Chances are that Americans won’t bite. They are the creators of the “original" business models. The only reason they’ll invest is for sheer entrepreneurial energy that a local founding team can bring.
Market access is not an issue for the Americans. India does not have a regulatory and language moat like China. Amazon’s (and Uber’s) rapid scale-up in India proved that beyond doubt.
Emboldened by Amazon’s relative and easy success, the Americans will want to enter the battle themselves—not buy.
That leaves the Chinese. They are live examples of how the holding-company model works. Between Baidu, Tencent, Alibaba and a few other firms, they control a significant chunk of the Chinese online market. They have seen success in “controlling" large chunks of an ecosystem. They believe they can force network-effects into unrelated businesses. They know an assault on Silicon Valley is difficult and Europe is too small. That leaves India as their next beachhead. They will want these Indian unicorns. (As I write this piece, Ola, another Indian unicorn, raised money from Chinese strategic investor Didi Kuaidi. The Chinese invasion has begun!)
These holding companies have traditionally enjoyed huge earnings multiples in their markets due to the Chinese moat. The multiple arbitrages may work in their favour. And they’ll want to replicate the holding company model here. The cumulative value of India’s largest Internet companies is sub-$30 billion. I think it a great deal to take control of these assets today and make a go to dominate what is expected to be the world’s second largest Internet market in the next decade.
That is why the Indian online market is the new battleground for the war between the Americans and the Chinese. I think the latter have the upper hand. They understand mobile-first behaviour better; understand large and under-penetrated markets; and want to win desperately to shore up their falling market capitalization.

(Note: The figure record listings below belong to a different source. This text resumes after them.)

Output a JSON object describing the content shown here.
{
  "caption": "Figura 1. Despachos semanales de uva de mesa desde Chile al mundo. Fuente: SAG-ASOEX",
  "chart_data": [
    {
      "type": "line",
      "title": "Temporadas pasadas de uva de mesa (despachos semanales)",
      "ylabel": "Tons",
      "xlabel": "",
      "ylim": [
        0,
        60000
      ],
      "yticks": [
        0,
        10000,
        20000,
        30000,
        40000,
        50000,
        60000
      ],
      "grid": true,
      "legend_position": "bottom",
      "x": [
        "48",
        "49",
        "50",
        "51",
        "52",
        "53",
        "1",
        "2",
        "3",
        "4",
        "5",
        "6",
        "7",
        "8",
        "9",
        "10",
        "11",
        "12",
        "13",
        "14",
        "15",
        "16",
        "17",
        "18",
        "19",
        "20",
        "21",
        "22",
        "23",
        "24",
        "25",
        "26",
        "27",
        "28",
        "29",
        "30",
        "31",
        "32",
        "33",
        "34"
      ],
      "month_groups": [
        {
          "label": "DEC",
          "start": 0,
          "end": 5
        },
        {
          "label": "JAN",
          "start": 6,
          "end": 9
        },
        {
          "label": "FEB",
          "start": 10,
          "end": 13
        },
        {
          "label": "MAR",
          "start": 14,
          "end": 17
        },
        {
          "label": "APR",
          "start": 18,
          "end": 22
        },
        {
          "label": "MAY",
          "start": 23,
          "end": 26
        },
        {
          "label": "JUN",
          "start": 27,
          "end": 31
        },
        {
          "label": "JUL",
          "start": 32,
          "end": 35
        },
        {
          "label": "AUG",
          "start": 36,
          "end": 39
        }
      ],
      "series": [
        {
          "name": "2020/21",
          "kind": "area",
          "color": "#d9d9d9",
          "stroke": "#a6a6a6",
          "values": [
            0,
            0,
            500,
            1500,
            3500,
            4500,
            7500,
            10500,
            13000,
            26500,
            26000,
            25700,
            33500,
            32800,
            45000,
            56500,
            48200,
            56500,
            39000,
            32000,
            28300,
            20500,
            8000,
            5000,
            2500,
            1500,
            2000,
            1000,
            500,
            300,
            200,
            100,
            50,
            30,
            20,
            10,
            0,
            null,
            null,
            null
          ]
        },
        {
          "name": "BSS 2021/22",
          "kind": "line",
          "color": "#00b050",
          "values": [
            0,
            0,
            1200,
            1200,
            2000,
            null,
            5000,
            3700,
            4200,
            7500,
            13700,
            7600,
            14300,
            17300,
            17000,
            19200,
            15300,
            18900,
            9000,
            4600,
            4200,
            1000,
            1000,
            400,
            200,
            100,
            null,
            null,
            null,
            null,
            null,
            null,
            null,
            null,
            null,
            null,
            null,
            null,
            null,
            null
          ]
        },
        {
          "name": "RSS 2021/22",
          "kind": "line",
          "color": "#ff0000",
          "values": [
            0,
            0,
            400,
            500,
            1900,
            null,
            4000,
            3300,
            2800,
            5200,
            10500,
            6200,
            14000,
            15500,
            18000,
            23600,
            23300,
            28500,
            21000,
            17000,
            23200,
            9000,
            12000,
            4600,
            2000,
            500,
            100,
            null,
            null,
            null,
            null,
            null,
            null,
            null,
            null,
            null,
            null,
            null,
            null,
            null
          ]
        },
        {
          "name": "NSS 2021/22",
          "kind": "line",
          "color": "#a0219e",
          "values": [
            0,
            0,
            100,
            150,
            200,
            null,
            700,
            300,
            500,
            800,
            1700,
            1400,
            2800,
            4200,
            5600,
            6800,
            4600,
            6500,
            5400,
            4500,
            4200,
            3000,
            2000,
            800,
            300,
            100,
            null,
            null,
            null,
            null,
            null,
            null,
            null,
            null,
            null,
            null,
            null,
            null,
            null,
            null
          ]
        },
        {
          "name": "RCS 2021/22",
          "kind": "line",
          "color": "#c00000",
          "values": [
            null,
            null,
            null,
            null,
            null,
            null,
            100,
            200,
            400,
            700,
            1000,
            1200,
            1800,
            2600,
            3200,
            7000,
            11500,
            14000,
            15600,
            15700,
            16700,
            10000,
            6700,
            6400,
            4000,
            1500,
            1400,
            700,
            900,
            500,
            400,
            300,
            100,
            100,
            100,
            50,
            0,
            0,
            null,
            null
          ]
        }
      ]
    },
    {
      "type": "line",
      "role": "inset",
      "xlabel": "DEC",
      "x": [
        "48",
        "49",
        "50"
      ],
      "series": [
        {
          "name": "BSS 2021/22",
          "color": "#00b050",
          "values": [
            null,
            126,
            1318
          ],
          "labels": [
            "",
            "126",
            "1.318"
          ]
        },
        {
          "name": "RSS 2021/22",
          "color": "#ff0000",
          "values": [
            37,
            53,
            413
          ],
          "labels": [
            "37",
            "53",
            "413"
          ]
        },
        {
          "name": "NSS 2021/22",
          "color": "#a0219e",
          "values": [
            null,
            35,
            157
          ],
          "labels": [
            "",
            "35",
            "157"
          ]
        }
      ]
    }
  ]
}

Implications for the ecosystem
The endangered species are the mid-market and vertical e-commerce companies, which are all in investment phase. Add to this the losing-money-hand-over-fist hyper local e-commerce firms.
All of them are growing on the back of cash burn. If you stand on the street and offer currency notes, there will be takers. It’s only when you stop will you actually get to know if you’ve managed to build a business. That is why I think mid-tier firms like ShopClues, Jabong, PepperTap, Grofers and FabFurnish, to name a few, ought to step back and check if they have created any sustained business advantage by burning cash to acquire customers. From what I have picked up, Jabong is on life support and could make for a fantastic distress-purchase sometime soon.
I fear, in this madness to show market share and transactions, sensible founders who are building lean businesses will get destroyed. If funding dries up, there will be casualties, and the baby may go out with the bathwater.
Times have changed. For all of us. The unicorn founders who seemed to have all the time in the world to attend conferences, show up on front pages and become Superangels, need to settle into the slow and rigorous grind that any consistently profitable enterprise demands. The start-up days are over. They are running a company that needs to focus on the bottom line.
Haresh Chawla was founding chief executive of Network18. He joined the firm in 1999 when it had revenue of ₹ 15 crore. When he moved out in 2012, he had built it into a ₹ 3,000 crore media conglomerate. He is now partner at India Value Fund, and mentors several start-ups.